What you should be aware of is that deallocating memory that is spread out (e.g., two nodes in a map) is much slower due to cache effects than deallocating memory in a vector, because the CPU needs to access the memory to free it and run any destructors. If you deallocated a very large amount of memory that's very fragmented, you could be falling afoul of this, and should consider changing to some more contiguous structures.
I actually had a problem where allocating memory was faster than de-allocating it, and after allocating memory and then de-allocating it, I had a memory leak. Eventually, I worked out that this is why.

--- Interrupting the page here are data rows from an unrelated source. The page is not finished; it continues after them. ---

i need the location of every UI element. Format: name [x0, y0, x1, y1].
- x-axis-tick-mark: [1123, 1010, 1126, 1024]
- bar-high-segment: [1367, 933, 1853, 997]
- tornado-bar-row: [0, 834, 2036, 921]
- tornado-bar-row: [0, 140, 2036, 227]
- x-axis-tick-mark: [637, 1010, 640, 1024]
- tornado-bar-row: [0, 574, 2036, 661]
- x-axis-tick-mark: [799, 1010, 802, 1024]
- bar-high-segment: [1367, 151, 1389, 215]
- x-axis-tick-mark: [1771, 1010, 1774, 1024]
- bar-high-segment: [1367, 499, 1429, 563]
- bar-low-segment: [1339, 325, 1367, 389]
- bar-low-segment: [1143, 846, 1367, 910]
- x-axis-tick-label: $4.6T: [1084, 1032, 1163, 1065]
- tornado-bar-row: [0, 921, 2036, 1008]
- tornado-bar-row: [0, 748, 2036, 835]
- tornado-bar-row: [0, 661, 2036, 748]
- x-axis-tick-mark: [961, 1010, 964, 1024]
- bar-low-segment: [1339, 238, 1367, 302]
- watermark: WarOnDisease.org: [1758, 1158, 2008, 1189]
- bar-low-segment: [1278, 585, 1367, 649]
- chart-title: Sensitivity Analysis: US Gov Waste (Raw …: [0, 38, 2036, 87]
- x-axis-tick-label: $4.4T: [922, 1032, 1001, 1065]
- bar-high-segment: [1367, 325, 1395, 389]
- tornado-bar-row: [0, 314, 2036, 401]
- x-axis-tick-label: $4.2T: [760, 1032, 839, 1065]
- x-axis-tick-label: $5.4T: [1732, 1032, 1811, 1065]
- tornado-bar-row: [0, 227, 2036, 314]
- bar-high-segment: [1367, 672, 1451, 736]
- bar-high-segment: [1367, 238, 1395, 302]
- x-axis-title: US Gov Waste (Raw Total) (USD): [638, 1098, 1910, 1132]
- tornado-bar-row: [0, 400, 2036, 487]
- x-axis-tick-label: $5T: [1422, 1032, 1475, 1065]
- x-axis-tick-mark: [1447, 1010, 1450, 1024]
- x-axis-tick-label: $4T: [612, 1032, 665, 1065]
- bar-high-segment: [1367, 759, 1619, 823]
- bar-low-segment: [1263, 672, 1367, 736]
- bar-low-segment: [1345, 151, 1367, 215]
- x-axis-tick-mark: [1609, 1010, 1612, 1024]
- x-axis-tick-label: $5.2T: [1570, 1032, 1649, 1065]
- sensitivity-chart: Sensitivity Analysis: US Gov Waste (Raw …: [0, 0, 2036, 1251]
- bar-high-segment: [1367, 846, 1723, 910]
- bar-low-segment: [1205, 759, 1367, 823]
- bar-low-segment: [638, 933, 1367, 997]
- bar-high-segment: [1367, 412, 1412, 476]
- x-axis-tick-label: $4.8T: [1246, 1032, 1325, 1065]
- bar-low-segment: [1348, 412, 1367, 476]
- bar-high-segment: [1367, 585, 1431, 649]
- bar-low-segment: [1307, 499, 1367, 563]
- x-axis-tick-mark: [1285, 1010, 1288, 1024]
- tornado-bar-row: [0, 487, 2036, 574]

I am currently facing a similar issue, with a CPU & memory intensive research program of mine. It runs until a specified time limit, prints a solutions and exits. The destructor call of a single object (containing up to 10⁶ relatively small objects) was what unexpectedly took time at the end of execution (about 10sec. to free 5Gb of data).
I was not satisfied by the answers advising to avoid executing every destructor, so here is the solution I came up with:
Original code:
void process() {
vector<unordered_map<State, int>> large_obj(100);
// Processing...
} // Takes a few seconds to exit (destructor calls)
Solution:
void process(bool free_mem = false) {
auto * large_obj_ = new vector<unordered_map<State, int>>(100);
auto &large_obj = *large_obj;
// Processing...
// (No changes required here, 'large_obj' can be used exactly as before)
if(free_mem)
delete large_obj_;
}
It has the advantage of being completely transparent apart from a few lines to insert, and it can even be parametrized to take some time to free the memory if needed. It is explicit which object will intentionally not be freed to avoid leaving things in an "unstable" state. Memory is cleaned up instantly by the OS on exit when free_mem = false.